We’ll be commenting in the future about the "living wage" – especially why it is such a dunderheaded idea from a purely economic standpoint.
Be that as it may, what happens when activists and politicians are trying to ram something down the marketplace’s throat, and the marketplace decides to not play, pick up its ball and go home? In Maryland, a law was passed that essentially targets Wal-Mart to force it to pay health care benefits to its norms (and the union activists behind the law, sore that all efforts so far to unionize Wal-Mart have failed). I’ve been waiting to see what Wal-Mart was going to do.
Then this came up – from the Chicago-Sun Times:
Target is putting plans to build three South Side stores "on hold" — and making veiled threats to close existing Chicago stores — if the City Council mandates wage and benefit standards for "big-box" retailers, African-American aldermen warned Thursday.

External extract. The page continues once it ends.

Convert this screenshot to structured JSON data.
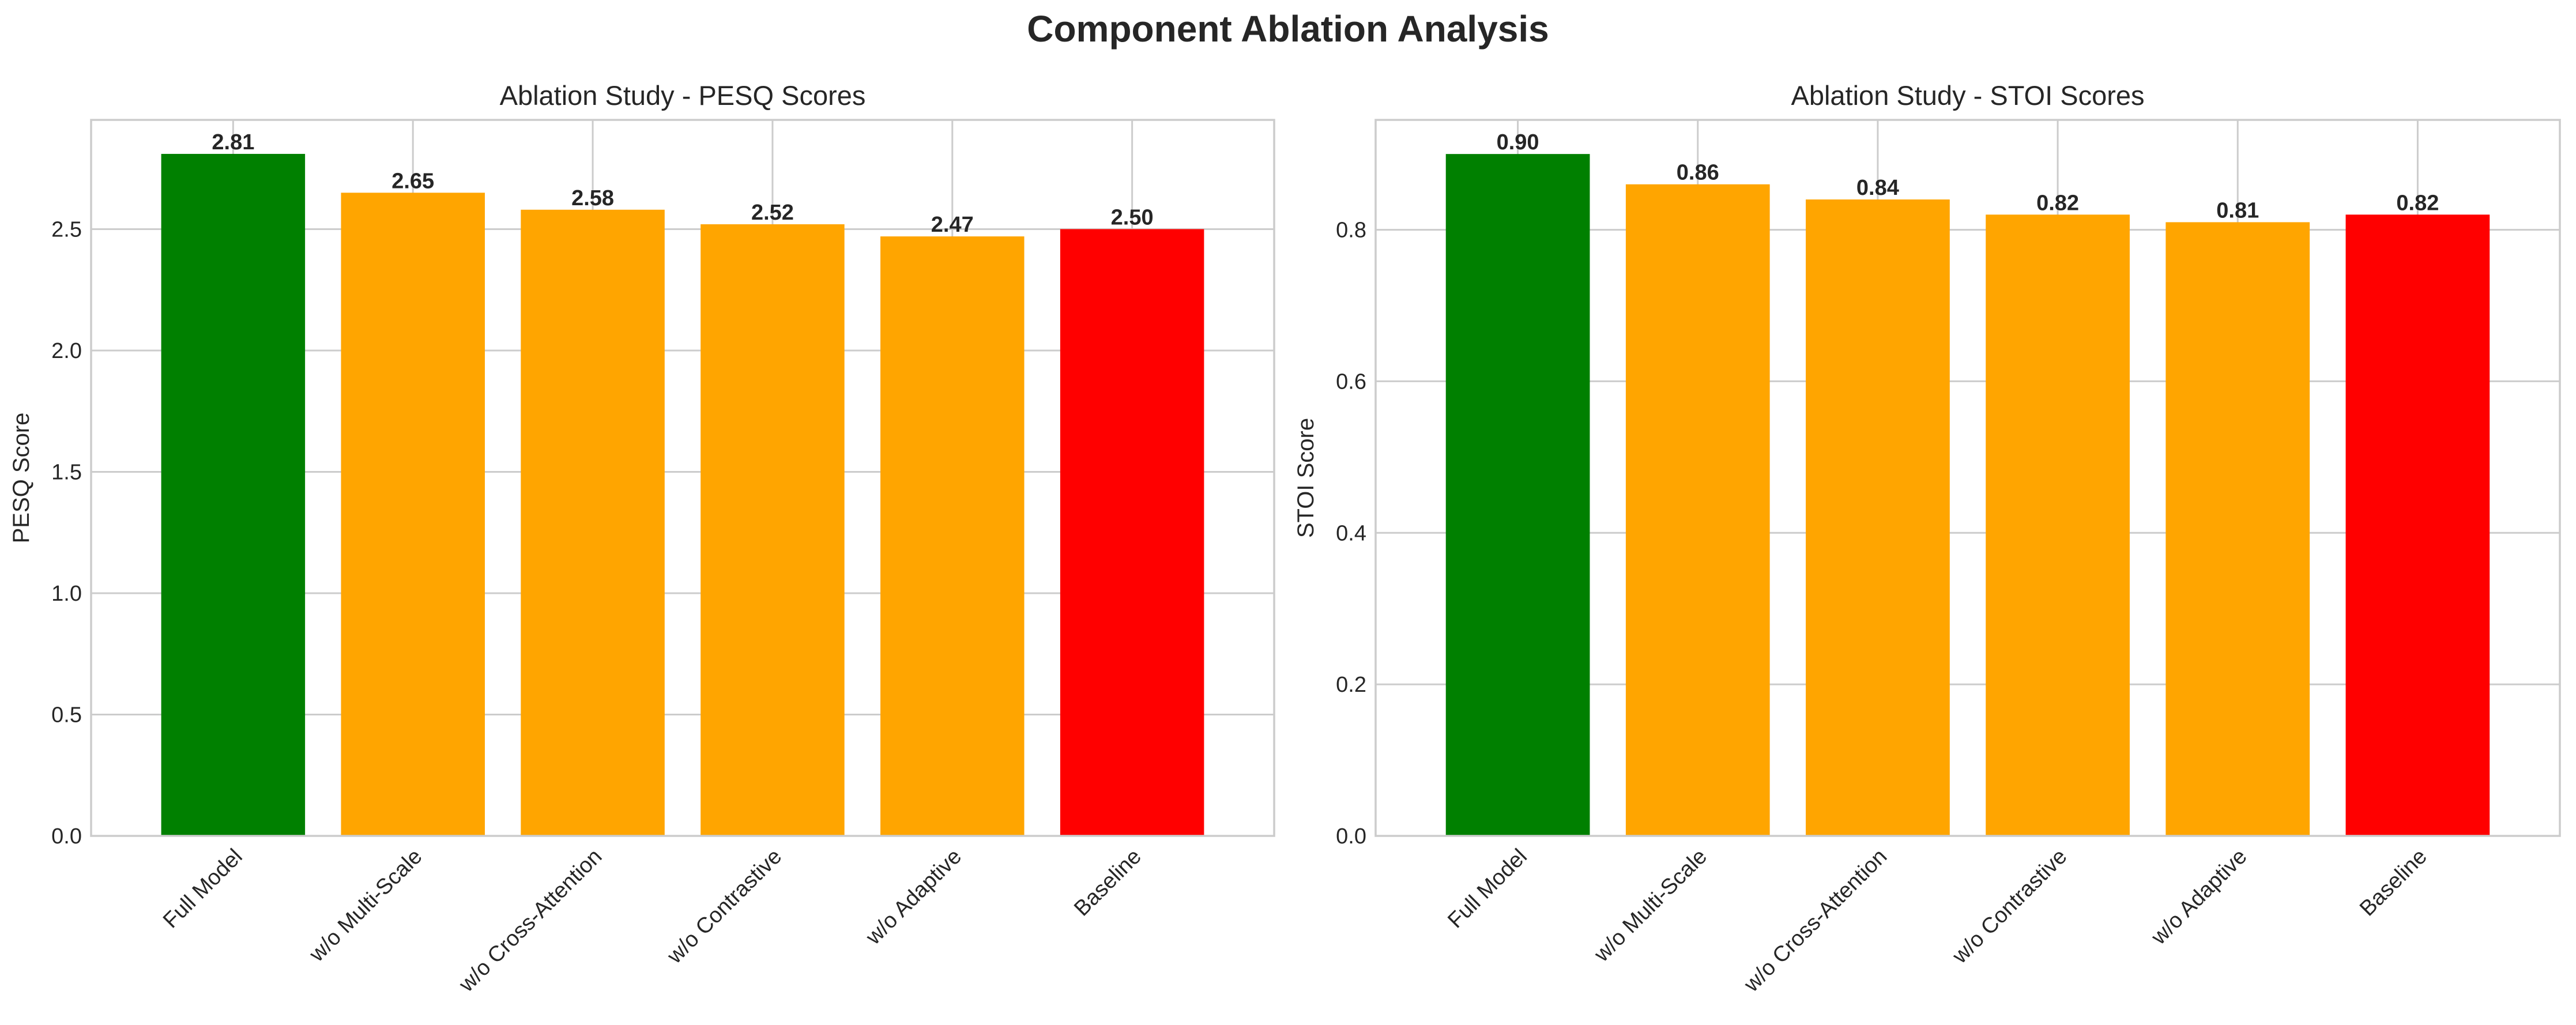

Uh-oh, the retailers, I think, have been pushed to far. Why Target? Well, it’s not just Target, it is any big retailer that fits this:
The saber-rattling is intensifying as the clock winds down toward a July 26 showdown vote on plans to make Chicago the nation’s first major city to establish a "living wage" for stores with at least 90,000 square feet of space operated by retailers with $1 billion in sales.
Here we go with the "living wage" meme again. This is "playing chicken" in the economic sense – who is going to blink first? My bet is the politicians. Why? They can only control what is within their jurisdiction – they are helpless if the retailer moves out….and then they will have to discuss the ramification with their angry constituents (some of whom will lose their jobs). Why do I think this is likely?
Here’s the reason:
Minneapolis-based Target becomes the second retailing giant to threaten to pull out of the lucrative Chicago market in a last-ditch effort to stop an ordinance championed by organized labor that breezed through the City Council’s Finance Committee 15-6 and has attracted support from 33 aldermen.
Wal-Mart has threatened to cancel plans to build as many as 20 Chicago stores over the next five years if retailers are required to pay employees at least $10 an hour and $3 in benefits by July 1, 2010.
Politicians reaction – not too bright:
Ald. Leslie Hairston (5th) said she has a letter of intent from Target to build a new store at Marquette and Stony Island in her ward. But the developer has told her the store is "on hold" and that Target may close existing Chicago stores if the big-box ordinance goes through.
Economic Theory says that if your costs are too high, don’t do business there….
Hairston called it little more than a scare tactic. And even if the threat turns out to be real, she’s standing firm in support of organized labor.
Maybe…but maybe not. Reaction again – a petulant "I don’t care" – even if it will hurt her constituents.
"Wal-Mart and Target could pay their people a living wage. Then we wouldn’t have this problem, and people could actually live on the money they made," Hairston said.
And you know this, how?
So start the chuckling because of this alleged reaction from the big-boxers:
…said Wal-Mart executives have told him they may take the lead of the riverboat casinos that ring Chicago and run free shuttle buses to their suburban stores if the big-box ordinance passes.
"I don’t know if it was in jest, but they did say it. … That is an option that they could employ. They could set up locations to have pickup and dropoff. I don’t think that is that farfetched,"
Capitalism is clever – it will seek out a niche and opportunities. And when presented with difficulties, it generally will find a way to fulfill those needs. If they do use the buses, they get what they want and the politicians get…..nothing.